If the sales pitch of two Kenai Peninsula Borough Assembly members is successful Tuesday, the assembly will make the large cuts to the activities budget for the 2000-01 school year disappear.
At the assembly meeting Tuesday in Seward, assembly members Drew Scalzi and Paul Fischer will ask for about $250,000 from the borough for activities in the Kenai Peninsula Borough School District next year.
The $250,000 would be money outside the cap that state law puts on how much money the borough can give to the school district's budget. Currently, the borough gives the school district all of the money that the cap allows.
According to Scalzi, state law allows the borough to fund things like building maintenance and extracurricular activities outside the cap. In the past, however, school district activities have been funded with money from within the cap.
School board member Dr. Nels Anderson said the cash-strapped school district would welcome the additional funds.
"Any cut we have made has been an unkind cut," Anderson said of this year's school budget process. "It's not that the cuts we're making at this point are making the school district leaner and better.
"All the cuts we've had to make have had an adverse effect on the schools. We ran out of fat to cut a long time ago."
In the school budget already passed by the borough assembly and the school board, activities money for 2000-01 was cut by $257,000, or about 20 percent.
The effects of those cuts, among other things, would have been a 50 percent increase in activities fees to $150 for some high school sports, elimination of high school and middle school borough tournaments, elimination of stipends for high school yearbooks and elimination of stipends for intramural elementary sports.
Scalzi said funding the $250,000 outside the cap makes sense because the borough has the ability to pay right now, while the school district does not.

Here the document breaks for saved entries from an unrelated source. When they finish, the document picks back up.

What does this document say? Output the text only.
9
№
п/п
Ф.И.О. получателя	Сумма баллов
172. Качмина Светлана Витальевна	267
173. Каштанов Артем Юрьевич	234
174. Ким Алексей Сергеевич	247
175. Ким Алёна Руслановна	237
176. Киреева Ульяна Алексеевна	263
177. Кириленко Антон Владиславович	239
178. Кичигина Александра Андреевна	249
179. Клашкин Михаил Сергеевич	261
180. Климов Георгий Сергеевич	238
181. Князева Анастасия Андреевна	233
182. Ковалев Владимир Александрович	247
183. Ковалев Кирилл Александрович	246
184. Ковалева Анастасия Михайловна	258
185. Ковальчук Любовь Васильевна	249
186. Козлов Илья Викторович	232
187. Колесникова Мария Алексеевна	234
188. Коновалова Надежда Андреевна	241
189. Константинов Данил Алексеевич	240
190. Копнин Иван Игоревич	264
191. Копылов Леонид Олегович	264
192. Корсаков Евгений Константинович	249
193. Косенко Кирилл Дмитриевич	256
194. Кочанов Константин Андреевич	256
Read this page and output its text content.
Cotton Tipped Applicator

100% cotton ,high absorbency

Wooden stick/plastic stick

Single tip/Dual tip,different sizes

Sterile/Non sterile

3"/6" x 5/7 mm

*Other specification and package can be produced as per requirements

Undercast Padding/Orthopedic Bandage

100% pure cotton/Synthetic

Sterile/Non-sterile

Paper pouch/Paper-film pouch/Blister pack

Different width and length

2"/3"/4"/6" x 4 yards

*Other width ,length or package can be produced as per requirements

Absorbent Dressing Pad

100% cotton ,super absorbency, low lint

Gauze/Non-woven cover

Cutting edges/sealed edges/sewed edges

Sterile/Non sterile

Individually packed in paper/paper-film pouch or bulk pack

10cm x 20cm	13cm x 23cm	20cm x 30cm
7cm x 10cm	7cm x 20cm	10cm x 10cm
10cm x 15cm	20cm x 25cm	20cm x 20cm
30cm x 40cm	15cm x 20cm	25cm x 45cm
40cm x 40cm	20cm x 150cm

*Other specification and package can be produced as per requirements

"We're fiscally sound right now," he said. "We'll probably lower the mill rate this year, and that will be the third time that's happened in the eight years I've been on the assembly."
Scalzi also is optimistic the assembly will support the plan to fund activities for next year.
"The assembly very much supports activities and athletics," he said. "Everybody knows the value of extracurricular activities."
The plan to spend the $250,000 on activities outside the cap came from the Student Activities Task Force meeting Thursday at the Borough Building in Soldotna. About 12 members of the public attended.
The task force, a group of 10 made up of school board members, assembly members, high school principals, district administrators and borough mayoral appointees, was formed in response to the sweeping cuts facing activities in the school district.
If the assembly comes through with the $250,000, the task force will have found a short-term solution to the activities budget problem. However, the $250,000 from the assembly will do nothing to address a long-term solution.
"It's a deep wound and this is a Band-Aid," said Dale Sandahl, the facilitator of the task force. "I think what it does is buy time for one more year.
"Somebody needs to take a very serious look and come up with a long-term solution."
Anderson agreed, noting there is no end in sight to the budget cutting the school board must do on a yearly basis.
"I can't even think of any wiggle room anymore to draw from," Anderson said. "I don't think a lot of people really realize that we're in a crisis situation.
"We've been coming up with mirrors and rabbits that make things work."
The one step the task force did take toward a long-term solution Thursday was agreeing that all of the funding for activities should be moved outside of the cap on a permanent basis.
If all activities were funded outside the cap, the school district would not have to make the decision each year between taking teachers out of the classroom or cutting more activities money.
Scalzi said the maintenance of schools is done outside the cap for precisely that same reason.
"The reason we fund maintenance outside the cap is that there doesn't have to be a decision each year about whether to paint a building or keep teachers in the classroom," Scalzi said. "In the same vein, right now they're juggling whether to buy more footballs or desktop computers."
The immediate problem presented by putting activities completely outside the cap is coming up with the money. The school district spent about $1.4 million on activities this year and there is no assurance that the borough will have the money, or want to spend the money, to fund activities outside the cap.
Some fund-raising ideas batted around at the meeting Thursday included setting up a nonprofit foundation to fund activities, or shifting the responsibility for some activities from the school district to community parks and recreation departments.
The activities task force will continue to discuss the issue Thursday at the Borough Building from 2 to 4 p.m.
"I get excited by a long-term solution," Sandahl said. "I think a long-term plan is key.
"Hopefully, we'll get the Band-Aid (from the assembly) and we can continue to work for a long-term solution."